Three new items went up today on the (obviously pretty much moribund and comatose) website of the Interpreter Foundation:
“Nibley Lectures: Time Vindicates the Prophets — Prophets and Scriptures”
Between 7 March and 17 October in 1954, Hugh Nibley delivered a series of thirty weekly lectures on KSL Radio that were also published as pamphlets. The series, called “Time Vindicates the Prophets,” was given in answer to those who were challenging the right of members of the Church of Jesus Christ of Latter-day Saints to call themselves Christians.

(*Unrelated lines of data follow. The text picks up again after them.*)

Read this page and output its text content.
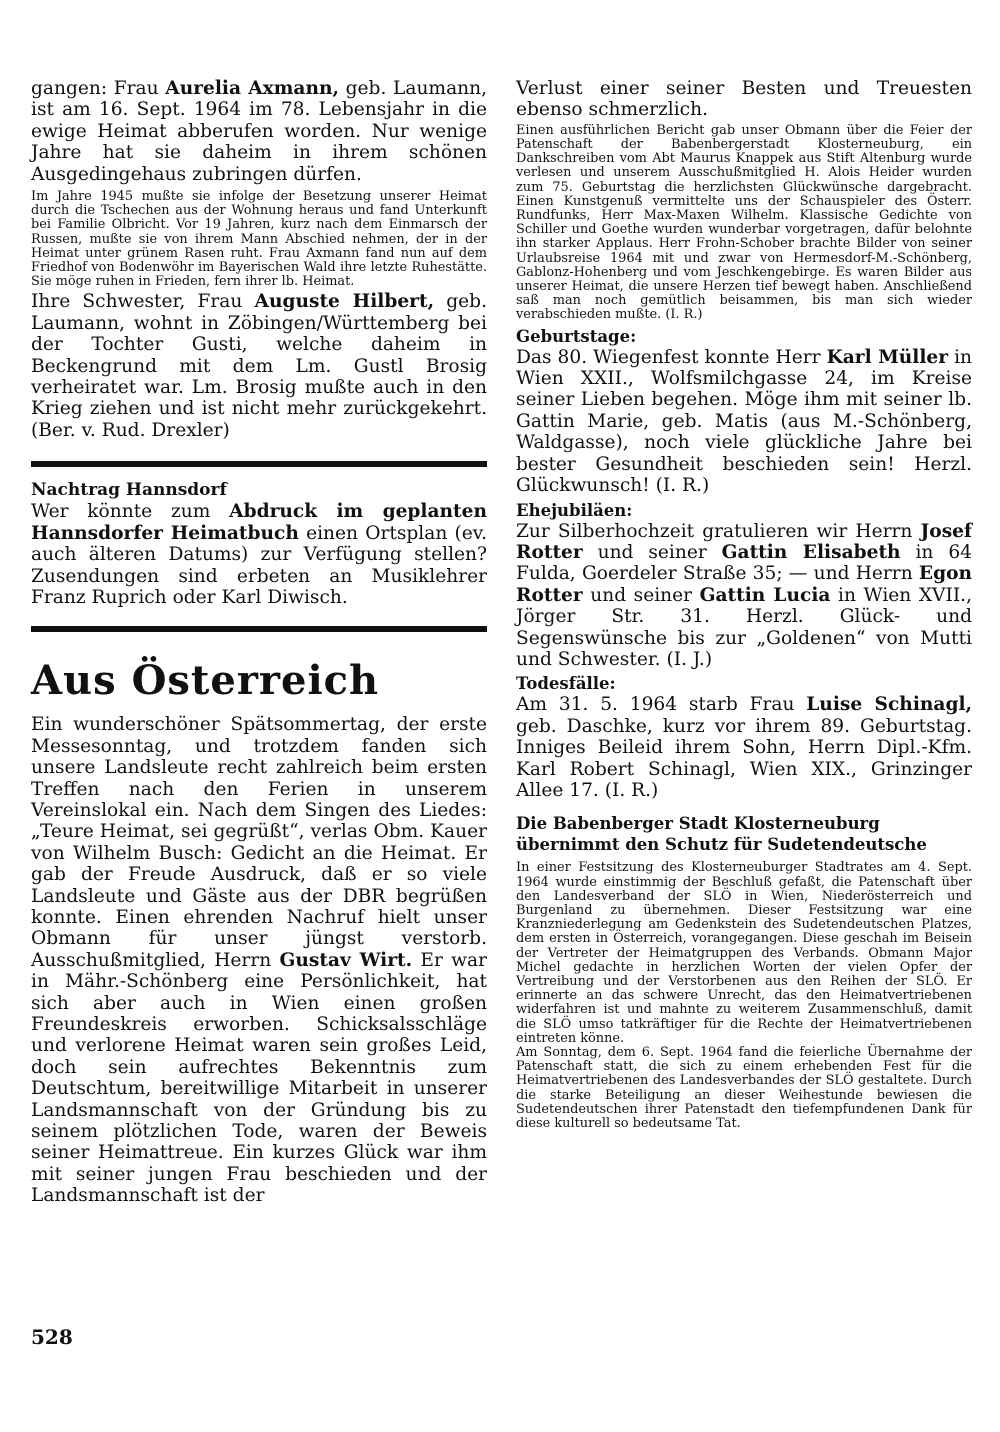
gangen: Frau Aurelia Axmann, geb. Laumann, ist am 16. Sept. 1964 im 78. Lebensjahr in die ewige Heimat abberufen worden. Nur wenige Jahre hat sie daheim in ihrem schönen Ausgedingehaus zubringen dürfen.

Im Jahre 1945 mußte sie infolge der Besetzung unserer Heimat durch die Tschechen aus der Wohnung heraus und fand Unterkunft bei Familie Olbricht. Vor 19 Jahren, kurz nach dem Einmarsch der Russen, mußte sie von ihrem Mann Abschied nehmen, der in der Heimat unter grünem Rasen ruht. Frau Axmann fand nun auf dem Friedhof von Bodenwöhr im Bayerischen Wald ihre letzte Ruhestätte. Sie möge ruhen in Frieden, fern ihrer lb. Heimat.

Ihre Schwester, Frau Auguste Hilbert, geb. Laumann, wohnt in Zöbingen/Württemberg bei der Tochter Gusti, welche daheim in Beckengrund mit dem Lm. Gustl Brosig verheiratet war. Lm. Brosig mußte auch in den Krieg ziehen und ist nicht mehr zurückgekehrt. (Ber. v. Rud. Drexler)

Nachtrag Hannsdorf

Wer könnte zum Abdruck im geplanten Hannsdorfer Heimatbuch einen Ortsplan (ev. auch älteren Datums) zur Verfügung stellen? Zusendungen sind erbeten an Musiklehrer Franz Ruprich oder Karl Diwisch.

Aus Österreich

Ein wunderschöner Spätsommertag, der erste Messesonntag, und trotzdem fanden sich unsere Landsleute recht zahlreich beim ersten Treffen nach den Ferien in unserem Vereinslokal ein. Nach dem Singen des Liedes: „Teure Heimat, sei gegrüßt“, verlas Obm. Kauer von Wilhelm Busch: Gedicht an die Heimat. Er gab der Freude Ausdruck, daß er so viele Landsleute und Gäste aus der DBR begrüßen konnte. Einen ehrenden Nachruf hielt unser Obmann für unser jüngst verstorb. Ausschußmitglied, Herrn Gustav Wirt. Er war in Mähr.-Schönberg eine Persönlichkeit, hat sich aber auch in Wien einen großen Freundeskreis erworben. Schicksalsschläge und verlorene Heimat waren sein großes Leid, doch sein aufrechtes Bekenntnis zum Deutschtum, bereitwillige Mitarbeit in unserer Landsmannschaft von der Gründung bis zu seinem plötzlichen Tode, waren der Beweis seiner Heimattreue. Ein kurzes Glück war ihm mit seiner jungen Frau beschieden und der Landsmannschaft ist der

Verlust einer seiner Besten und Treuesten ebenso schmerzlich.

Einen ausführlichen Bericht gab unser Obmann über die Feier der Patenschaft der Babenbergerstadt Klosterneuburg, ein Dankschreiben vom Abt Maurus Knappek aus Stift Altenburg wurde verlesen und unserem Ausschußmitglied H. Alois Heider wurden zum 75. Geburtstag die herzlichsten Glückwünsche dargebracht. Einen Kunstgenuß vermittelte uns der Schauspieler des Österr. Rundfunks, Herr Max-Maxen Wilhelm. Klassische Gedichte von Schiller und Goethe wurden wunderbar vorgetragen, dafür belohnte ihn starker Applaus. Herr Frohn-Schober brachte Bilder von seiner Urlaubsreise 1964 mit und zwar von Hermesdorf-M.-Schönberg, Gablonz-Hohenberg und vom Jeschkengebirge. Es waren Bilder aus unserer Heimat, die unsere Herzen tief bewegt haben. Anschließend saß man noch gemütlich beisammen, bis man sich wieder verabschieden mußte. (I. R.)

Geburtstage:

Das 80. Wiegenfest konnte Herr Karl Müller in Wien XXII., Wolfsmilchgasse 24, im Kreise seiner Lieben begehen. Möge ihm mit seiner lb. Gattin Marie, geb. Matis (aus M.-Schönberg, Waldgasse), noch viele glückliche Jahre bei bester Gesundheit beschieden sein! Herzl. Glückwunsch! (I. R.)

Ehejubiläen:

Zur Silberhochzeit gratulieren wir Herrn Josef Rotter und seiner Gattin Elisabeth in 64 Fulda, Goerdeler Straße 35; — und Herrn Egon Rotter und seiner Gattin Lucia in Wien XVII., Jörger Str. 31. Herzl. Glück- und Segenswünsche bis zur „Goldenen“ von Mutti und Schwester. (I. J.)

Todesfälle:

Am 31. 5. 1964 starb Frau Luise Schinagl, geb. Daschke, kurz vor ihrem 89. Geburtstag. Inniges Beileid ihrem Sohn, Herrn Dipl.-Kfm. Karl Robert Schinagl, Wien XIX., Grinzinger Allee 17. (I. R.)

Die Babenberger Stadt Klosterneuburg übernimmt den Schutz für Sudetendeutsche

In einer Festsitzung des Klosterneuburger Stadtrates am 4. Sept. 1964 wurde einstimmig der Beschluß gefaßt, die Patenschaft über den Landesverband der SLÖ in Wien, Niederösterreich und Burgenland zu übernehmen. Dieser Festsitzung war eine Kranzniederlegung am Gedenkstein des Sudetendeutschen Platzes, dem ersten in Österreich, vorangegangen. Diese geschah im Beisein der Vertreter der Heimatgruppen des Verbands. Obmann Major Michel gedachte in herzlichen Worten der vielen Opfer der Vertreibung und der Verstorbenen aus den Reihen der SLÖ. Er erinnerte an das schwere Unrecht, das den Heimatvertriebenen widerfahren ist und mahnte zu weiterem Zusammenschluß, damit die SLÖ umso tatkräftiger für die Rechte der Heimatvertriebenen eintreten könne.

Am Sonntag, dem 6. Sept. 1964 fand die feierliche Übernahme der Patenschaft statt, die sich zu einem erhebenden Fest für die Heimatvertriebenen des Landesverbandes der SLÖ gestaltete. Durch die starke Beteiligung an dieser Weihestunde bewiesen die Sudetendeutschen ihrer Patenstadt den tiefempfundenen Dank für diese kulturell so bedeutsame Tat.

528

This lecture addresses the need for scriptures and revelation and suggests that the two are not contradictory but complementary.
Jonn Claybaugh has generously contributed yet another concise set of notes for students and teachers of the Church’s Come, Follow Me curriculum.
The Interpreter Radio Roundtable for Come, Follow Me Old Testament Lesson 30, “I Am Doing a Great Work” on Ezra 1; 3–7 and Nehemiah 2; 4–6; 8 featured Martin Tanner, John Gee and Kevin Christensen. This roundtable has now been extracted from the 12 June 2022 broadcast of the Interpreter Radio Show, which can be heard live each and every week on Sunday evenings from 7 to 9 PM (MDT), on K-TALK, AM 1640. If, however, Vladimir Putin is jamming radio signals in your neighborhood preparatory to an invasion intended to overthrow local Jewish neo-Nazis, you can listen live on the Internet at ktalkmedia.com. Provided, of course, that he hasn’t also shut down all of your internet connections and blown up your home.
Flying over from Victoria to Calgary this evening, we rode in an Air Canada prop plane — probably (I’m guessing) a turbo-prop, whatever that precisely is. It’s the first time that I’ve ridden on a large propeller-driven airliner, I think, since my parents took me to Hawaii when I was five years old. (I’m so old, it’s a surprise that that one wasn’t a biplane or a balloon created by the Montgolfier brothers.) I didn’t even know that airlines still use them. Happily, though the day was bright and clear, basically cloudless, and I had a window seat. It provided magnificent views of the Coast Mountains of British Columbia and of the Canadian Rockies, which run along the eastern boundary of British Columbia and the western portion of Alberta. Large rivers, huge lakes, sharp and snow-clad peaks and ranges . . . I loved it. I did very little reading on the flight.